En India una ola de calor sin precedentes también afecta a la producción y el comercio internacional. La posibilidad de que India importe entre 3 y 5 millones de toneladas de trigo después de seis años fuera del mercado es otro factor alcista.
En los países de la UE, con lluvias en exceso, la cosecha de trigo 2024/25 será 4% inferior a la anterior y con 120,2 millones de toneladas la más reducida desde 2021, cuando la cosecha se vio afectada también por las fuertes lluvias.
En Brasil las inundaciones que interrumpieron las cosechas de arroz y soja afectan también la siembra de trigo, que no ha podido comenzar y la ventana se acorta. “Brasil sigue siendo dependiente de las importaciones y cualquier reducción de la producción genera expectativas en quienes somos sus proveedores, como Uruguay y Argentina”, subrayó Lescano.
En Argentina el rebote de precios coincidió con una baja fuerte del precio de la urea y esto produjo el mismo efecto que en Uruguay: impulsar la siembra.
Con precios de US$ 180 a US$ 190 por tonelada en febrero se presumía que el área podía caer respecto al último año, pero para fines de mayo la Bolsa de Cereales de Buenos Aires (BCBA) estima 6,2 millones de hectáreas contra 5,9 millones de hectáreas del año pasado, un incremento de 5%.
En condiciones normales esto representa una producción de 18 millones de toneladas, con estimaciones que pronostican rendimientos más altos y una producción de 20 millones de toneladas.
El techo del consumo doméstico es de 6 millones de toneladas, por lo que el saldo exportable se ubicará entre 12 y 14 millones de toneladas.
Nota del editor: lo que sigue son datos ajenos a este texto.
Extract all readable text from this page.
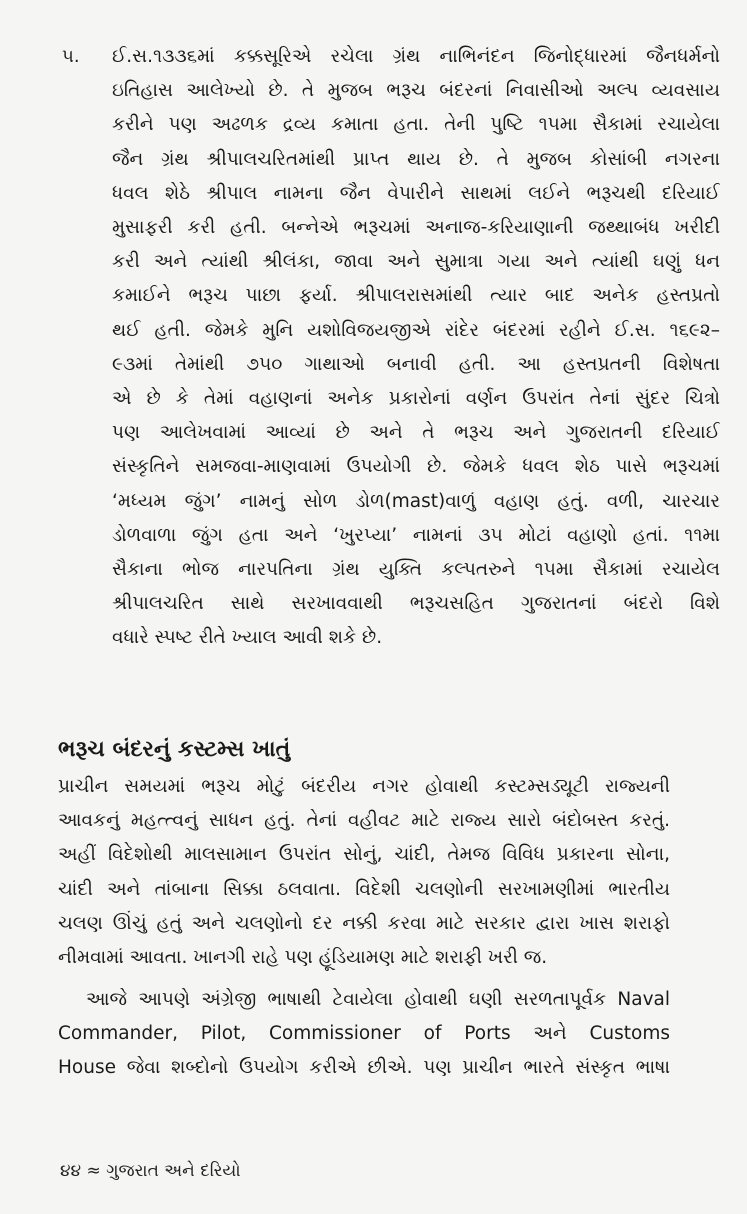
૫. ઈ.સ.૧૩૩૬માં કક્કસૂરિએ રચેલા ગ્રંથ નાભિનંદન જિનોદ્ધારમાં જૈનધર્મનો
ઇતિહાસ આલેખ્યો છે. તે મુજબ ભરૂચ બંદરનાં નિવાસીઓ અલ્પ વ્યવસાય
કરીને પણ અઢળક દ્રવ્ય કમાતા હતા. તેની પુષ્ટિ ૧૫મા સૈકામાં રચાયેલા
જૈન ગ્રંથ શ્રીપાલચરિતમાંથી પ્રાપ્ત થાય છે. તે મુજબ કોસાંબી નગરના
ધવલ શેઠે શ્રીપાલ નામના જૈન વેપારીને સાથમાં લઈને ભરૂચથી દરિયાઈ
મુસાફરી કરી હતી. બન્નેએ ભરૂચમાં અનાજ-કરિયાણાની જથ્થાબંધ ખરીદી
કરી અને ત્યાંથી શ્રીલંકા, જાવા અને સુમાત્રા ગયા અને ત્યાંથી ઘણું ધન
કમાઈને ભરૂચ પાછા ફર્યા. શ્રીપાલરાસમાંથી ત્યાર બાદ અનેક હસ્તપ્રતો
થઈ હતી. જેમકે મુનિ યશોવિજયજીએ રાંદેર બંદરમાં રહીને ઈ.સ. ૧૬૯૨–
૯૩માં તેમાંથી ૭૫૦ ગાથાઓ બનાવી હતી. આ હસ્તપ્રતની વિશેષતા
એ છે કે તેમાં વહાણનાં અનેક પ્રકારોનાં વર્ણન ઉપરાંત તેનાં સુંદર ચિત્રો
પણ આલેખવામાં આવ્યાં છે અને તે ભરૂચ અને ગુજરાતની દરિયાઈ
સંસ્કૃતિને સમજવા-માણવામાં ઉપયોગી છે. જેમકે ધવલ શેઠ પાસે ભરૂચમાં
‘મધ્યમ જુંગ’ નામનું સોળ ડોળ(mast)વાળું વહાણ હતું. વળી, ચારચાર
ડોળવાળા જુંગ હતા અને ‘ખુરપ્યા’ નામનાં ૩૫ મોટાં વહાણો હતાં. ૧૧મા
સૈકાના ભોજ નારપતિના ગ્રંથ યુક્તિ કલ્પતરુને ૧૫મા સૈકામાં રચાયેલ
શ્રીપાલચરિત સાથે સરખાવવાથી ભરૂચસહિત ગુજરાતનાં બંદરો વિશે
વધારે સ્પષ્ટ રીતે ખ્યાલ આવી શકે છે.
ભરૂચ બંદરનું કસ્ટમ્સ ખાતું
પ્રાચીન સમયમાં ભરૂચ મોટું બંદરીય નગર હોવાથી કસ્ટમ્સડ્યૂટી રાજ્યની
આવકનું મહત્ત્વનું સાધન હતું. તેનાં વહીવટ માટે રાજ્ય સારો બંદોબસ્ત કરતું.
અહીં વિદેશોથી માલસામાન ઉપરાંત સોનું, ચાંદી, તેમજ વિવિધ પ્રકારના સોના,
ચાંદી અને તાંબાના સિક્કા ઠલવાતા. વિદેશી ચલણોની સરખામણીમાં ભારતીય
ચલણ ઊંચું હતું અને ચલણોનો દર નક્કી કરવા માટે સરકાર દ્વારા ખાસ શરાફો
નીમવામાં આવતા. ખાનગી રાહે પણ હૂંડિયામણ માટે શરાફી ખરી જ.
આજે આપણે અંગ્રેજી ભાષાથી ટેવાયેલા હોવાથી ઘણી સરળતાપૂર્વક Naval
Commander, Pilot, Commissioner of Ports અને Customs
House જેવા શબ્દોનો ઉપયોગ કરીએ છીએ. પણ પ્રાચીન ભારતે સંસ્કૃત ભાષા
૪૪ ≈ ગુજરાત અને દરિયો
Precio trigo UY 31 05 El obs.jpg
Blasina y Asociados
Una inyección de US$ 215 millones
En el caso de que el clima permita sembrar dentro de las fechas adecuadas, hasta mediados de julio, y que el cultivo se desarrolle sin contratiempos, se puede esperar una cosecha de 1,4 a 1,5 millones de toneladas.
Con un consumo local de 500 mil toneladas quedaría un saldo exportable de 900 mil toneladas y un escenario de mercado con demanda asegurada.
A un promedio de US$ 240 por tonelada los ingresos podrían ser de más de US$ 215 millones.
Y dado que los altos precios del trigo son también válidos para la cebada y hay también un mercado muy firme para las oleaginosas invernales, colza y carinata, el panorama para la siembra de invierno se ha vuelto mucho más interesante.
La agricultura de invierno sigue sumando hectáreas y diversidad al Uruguay exportador.